Shifting investor mix
Perhaps first and foremost among the changes that will come of 2016 are changes to the major online lenders' investor bases. The biggest US platforms like Prosper and Lending Club proved that fears over the concentration of their capital bases were well founded. Investor demand began slipping in the early stages of the year, when Moody’s placed a bond offering backed by Prosper loans on review for downgrading. The ratings agency in the end decided against a cut, but the move embodied a general feeling of uncertainty over the performance of marketplace loan portfolios at the time.
Subsequent events have shown that US platforms are now seeking to re-prioritise their retail investor bases, in much the way that their UK counterparts have for years. When confidence in the sector was shaken, the US platforms were much worse hit because of their overreliance on flighty hedge funds, family offices and smaller asset managers. We’ve seen both Prosper and Lending Club seek to sharpen their retail investment propositions over the past six months, and that’s a trend that’s likely to continue.
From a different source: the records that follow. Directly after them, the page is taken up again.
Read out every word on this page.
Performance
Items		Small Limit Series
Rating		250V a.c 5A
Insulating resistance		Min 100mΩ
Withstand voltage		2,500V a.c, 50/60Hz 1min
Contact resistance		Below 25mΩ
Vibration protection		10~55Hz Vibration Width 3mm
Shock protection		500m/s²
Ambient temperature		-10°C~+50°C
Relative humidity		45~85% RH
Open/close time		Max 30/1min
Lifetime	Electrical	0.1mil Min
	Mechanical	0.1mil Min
The crisis of confidence in the online lending sector was brought to a head by the effective firing of former Lending Club boss Renaud Laplanche, who had been found to have fiddled with loan data. But Laplanche – who is now heading up a new lending venture by the name of Credify – was far from the only big name to be claimed by 2016. Former Prosper CEO Aaron Vermut also stepped aside, as did CAN Capital’s Daniel DeMeo.
But the sector has also seen an influx of talent, flowing almost exclusively from the world of mainstream financial services. Both Lending Club and Funding Circle hired formers bankers to be their new CFOs, as indeed did a host of their competitors across the online lending space.
Only a few weeks ago we received the latest update on the FCA’s ongoing post-implementation review in the UK. FCA boss Andrew Bailey said it was necessary to strengthen investor protections across both the equity and debt based varieties of crowdfunding, with standards of disclosure also needing improvement. The UK regulator has consistently threatened that it might consider new rules for the space in early 2017, including “more prescriptive requirements on the content and timing of disclosures by both loan-based and investment-based” platforms.
In the US, top regulator Thomas Curry said at the start of December that he will consider granting licences to fintech firms, allowing them to operate independently of the banks. But the move brings with it as many questions as it does answers, such as: will successful applicants will be able to pick a base state and use the usury limits of that state, as the banks do? And can firms continue to use a partner bank for origination purposes should they choose to?
Adjusting for change
Beyond industry-centric matters, 2016 was almost certainly the most turbulent in the brief history of the alternative finance space from a macro-economic standpoint. From Brexit, to Trump, shifts in the base rate, changes to the tax regime (stamp duty changes were especially important in the UK), the platforms have been well and truly on the back foot. And many have been forced to make changes. Zopa, for example, has twice adjusted its targeted interest rates for investors. The future of Funding Circle's relationship with the European Investment Bank has been cast into doubt, and the firm has been calling on the British Business Bank to step up. The platform has also been forced to run post-Brexit stress tests as a show of resilience for its institutional investors during the past few months.
But despite these sweeping changes, the overriding sentiment among alternative finance providers – of all kinds – has been one of optimism. Many different platforms see this – a period of bank retrenchment in many areas – as a time of opportunity, rather than hardship. Time will tell whether their positivity is well-founded.
Perhaps the boldest change to have been announced by any platform came from Zopa, which declared in November that it would be pursuing a banking licence. This – from the world’s original peer-to-peer lending platform – is a step-change, and it raises questions about the ongoing feasibility of the pure marketplace lending model (and those questions have already been asked by some within the mainstream media).
Is Zopa’s decision an implicit admission of the shortcomings of the pure marketplace approach? Or is it simply a well-timed landgrab by a firm that has seen a large number of digital-only upstarts authorised within the UK over the past few years? And finally, will Zopa be alone on the road towards becoming a bank, or will others within the online lending space seek to follow suit? 2017 will be the time for answers.